The conciliar mothers, who made their entrance into St Peter’s at the end of September 1964, had a wealth of experience and were convinced believers, yet they knew that none would have the right to speak, nor would they be able to vote. Nevertheless, among themselves they were very active, cohesive and determined not to miss what was an opportunity for all women in the world. After all, if the Council addressed the women’s question only marginally, it is true that it offered new perspectives for “the other half of humankind”.
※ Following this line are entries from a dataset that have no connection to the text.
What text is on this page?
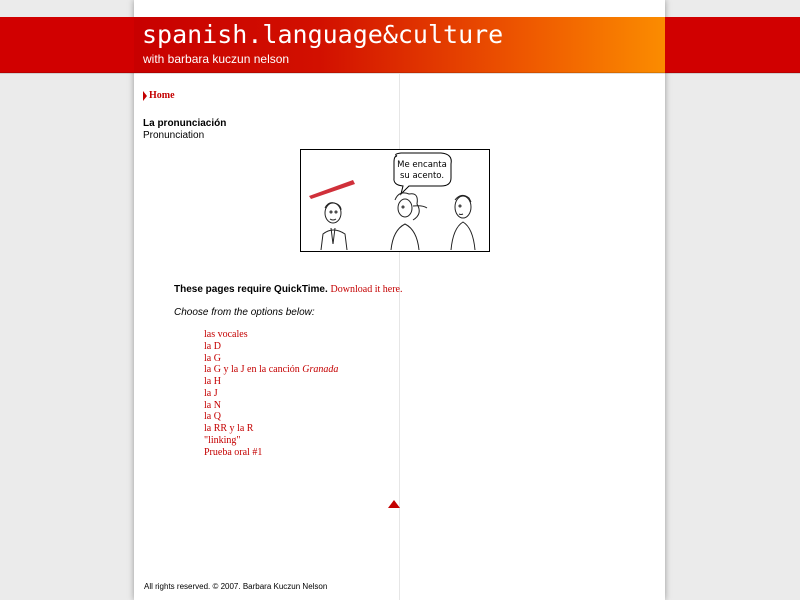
spanish.language&culture
with barbara kuczun nelson
Home
La pronunciación
Pronunciation
Me encanta
su acento.
These pages require QuickTime. Download it here.
Choose from the options below:
las vocales
la D
la G
la G y la J en la canción Granada
la H
la J
la N
la Q
la RR y la R
"linking"
Prueba oral #1
All rights reserved. © 2007. Barbara Kuczun Nelson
Adriana Valerio, a historian, theologian and author of the book Madri del Concilio [Mothers of the Council] states, “We know about the authoritative interventions of some of them (e.g., the Australian Rosemary Goldie, the Spanish Pilar Bellosillo and the French Suzanne Guillemin) so that the feminine [question] would not be treated as a subject in and of itself, to isolate it, cage it or exalt it, but that the dignity of the human person and therefore, the primacy of fundamental equality be affirmed that would confer on every baptized person the principle of apostolic co-responsibility”.
This issue of Women Church World commences with reflections on the conciliar mothers and how the position, role and awareness of women in the Church have changed over these sixty intervening years. There has been positive progress, but, over these decades, some setbacks too. For a firsthand testimony, and to explain these issues further, Mercedes Navarro Puerto, a mercedarian nun and biblical scholar, writes here about women religious after the Council.
This month, the reader will find many articles written by those who have received and experienced firsthand the Council’s lessons as faithful, as religious, or in their professional and political lives. In this issue, we hear from Cettina Militello, who was among the first Italian women enrolled to a theological faculty; Nicla Spezzati, one of the first to hold a top position in the Curia; Rosy Bindi, a leader of Catholic Action and a member of parliament in the Republic in Italy .
As an author, Carola Susani recounts the reflections of a Conciliar mother through an imaginary letter to a girl of today. In addition, there is the experience of women’s lay movements, in which Catholics had discovered women’s leadership outside the home and within the Church even before the Council.